FIFA WC 2022: Belgium's foreign minister wears 'One Love' armband while meeting FIFA prez during match against Canada
Belgium's foreign minister Hadja Lahbib sent out a defiant message to FIFA and World Cup hosts Qatar during her country's match against Canada on Thursday. Hadja was spotted wearing a colourful ‘One Love’ armband when she confronted the FIFA president Gianni Infantino ahead of the match at Al Rayyan Stadium.
The armband is a symbol for inclusion and diversity that world football’s governing body has prevented captains of seven European teams, including Belgium, from wearing at the tournament. They wanted to wear it as a rebuke to host nation Qatar's human rights record.
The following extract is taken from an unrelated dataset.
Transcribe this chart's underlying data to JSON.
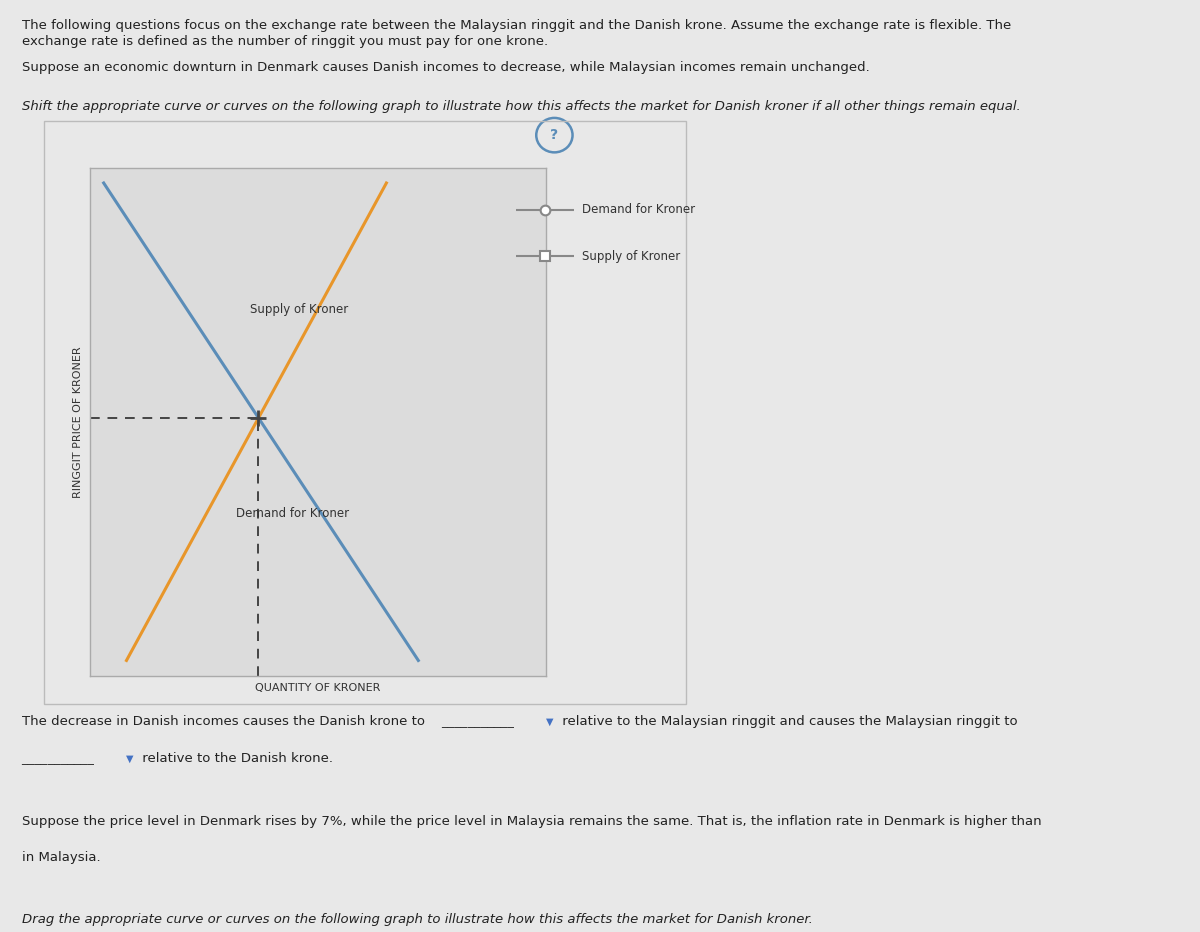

Lahbib posted a photo of herself on Twitter wearing the band on her left arm, writing: “My heart goes out to our Red Devils!” FIFA warned the seven European federations that players would be penalized if they wore the armband.
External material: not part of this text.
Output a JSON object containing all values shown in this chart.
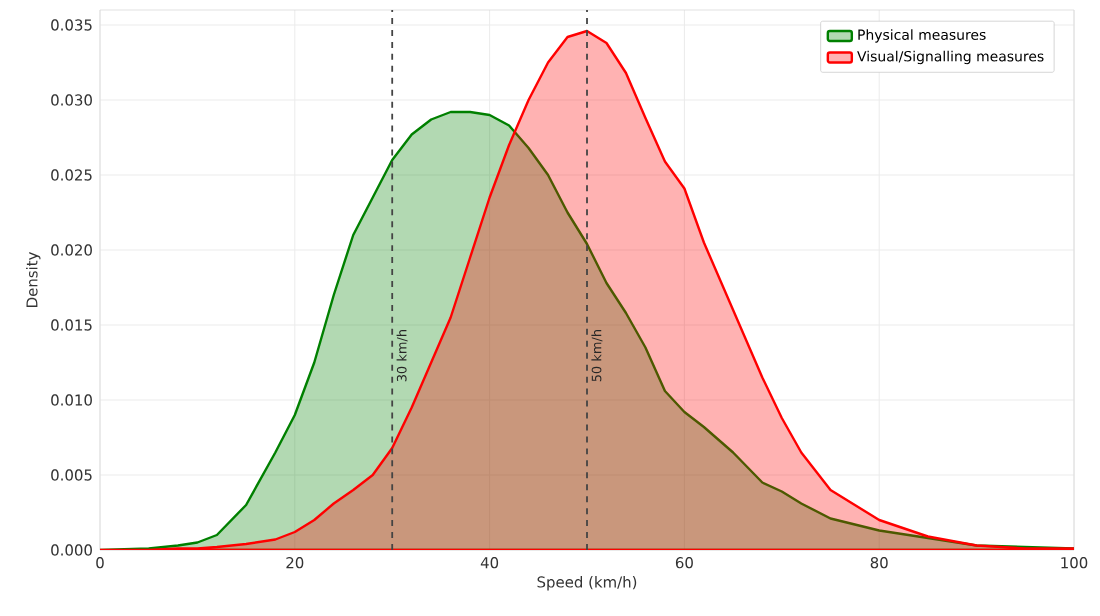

Germany's players covered their mouths for their team photo before their opening World Cup match, a 2-1 loss to Japan, to protest against FIFA's clampdown on the “One Love” armband.
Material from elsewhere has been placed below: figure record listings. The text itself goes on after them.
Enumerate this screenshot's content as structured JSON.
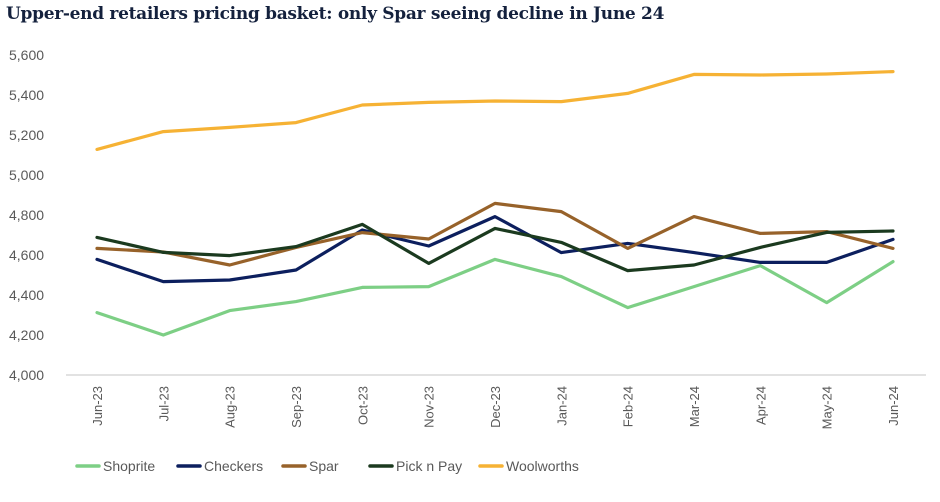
{
  "title": "Upper-end retailers pricing basket: only Spar seeing decline in June 24",
  "chart_data": {
    "type": "line",
    "title": "Upper-end retailers pricing basket: only Spar seeing decline in June 24",
    "xlabel": "",
    "ylabel": "",
    "ylim": [
      4000,
      5600
    ],
    "yticks": [
      4000,
      4200,
      4400,
      4600,
      4800,
      5000,
      5200,
      5400,
      5600
    ],
    "ytick_labels": [
      "4,000",
      "4,200",
      "4,400",
      "4,600",
      "4,800",
      "5,000",
      "5,200",
      "5,400",
      "5,600"
    ],
    "grid": false,
    "legend_position": "bottom",
    "categories": [
      "Jun-23",
      "Jul-23",
      "Aug-23",
      "Sep-23",
      "Oct-23",
      "Nov-23",
      "Dec-23",
      "Jan-24",
      "Feb-24",
      "Mar-24",
      "Apr-24",
      "May-24",
      "Jun-24"
    ],
    "series": [
      {
        "name": "Shoprite",
        "color": "#7dcf85",
        "values": [
          4312,
          4200,
          4322,
          4367,
          4438,
          4442,
          4578,
          4492,
          4337,
          4442,
          4547,
          4362,
          4567
        ]
      },
      {
        "name": "Checkers",
        "color": "#0c1f5e",
        "values": [
          4578,
          4467,
          4475,
          4525,
          4725,
          4645,
          4792,
          4612,
          4658,
          4612,
          4563,
          4563,
          4678
        ]
      },
      {
        "name": "Spar",
        "color": "#97622a",
        "values": [
          4633,
          4615,
          4550,
          4638,
          4712,
          4680,
          4858,
          4817,
          4633,
          4792,
          4708,
          4717,
          4633
        ]
      },
      {
        "name": "Pick n Pay",
        "color": "#1b3a1f",
        "values": [
          4688,
          4613,
          4597,
          4642,
          4753,
          4558,
          4733,
          4663,
          4522,
          4550,
          4638,
          4713,
          4720
        ]
      },
      {
        "name": "Woolworths",
        "color": "#f6b234",
        "values": [
          5128,
          5217,
          5238,
          5262,
          5350,
          5363,
          5370,
          5367,
          5408,
          5503,
          5500,
          5505,
          5517
        ]
      }
    ]
  }
}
“It was a sign from the team, from us," Germany coach Hansi Flick said, "that FIFA is muzzling us.” German Interior Minister Nancy Faeser, who is also responsible for sports, also wore a “One Love” armband in the stands for her country's match, sitting beside Infantino. Faeser posted a photo of herself wearing it with the hashtag #OneLove.
As far as match between Belgium and Canada is concerned, Thibaut Courtois saved an early penalty and Michy Batshuayi scored the only goal to give Belgium a 1-0 win over Canada on Thursday, spoiling the North American team's return to the tournament after 36 years.
The Canadians have yet to collect a point or even score a goal in four World Cup matches, which includes the three games from their debut in 1986.
Still, they outplayed second-ranked Belgium at times at Ahmad Bin Ali Stadium, with Alphonso Davies — the star of Canada's team — squandering the best chance when his penalty was blocked by Courtois.
With Eden Hazard ineffective and Kevin De Bruyne's passing unusually awry, Belgium often relied on the long ball from the back and that tactic led to the 44th-minute goal. Center back Toby Alderweireld split the defense with his pass and Batshuayi ran through to guide a left-footed finish into the far corner.
Batshuayi was only playing because first-choice striker Romelu Lukaku was injured and could potentially miss the entire group stage.
Canada had 21 shots compared to the nine of Belgium, whose well-established team filled with veterans was far from convincing.
There were six players in their 30s in the starting lineup, four of them having accrued more than 100 international appearances. Courtois and De Bruyne might reach three figures at this World Cup, in what looks like being a last hurrah for this group of players often described as a “golden generation.” The absence of Lukaku — a prolific scorer and big presence up front — is a huge blow to coach Roberto Martinez, with Batshuayi failing to impress aside from his well-taken goal.
Indeed, all the best moves came from a mobile and attacking Canada team in front of their loud, Maple Leaf-waving fans.
Davies stood out with his driving runs from left back while captain Atiba Hutchinson, at the age of 39, became the oldest outfield player to start a World Cup match.
They had 14 shots in the first half alone, the most by a team at the World Cup without scoring in 16 years.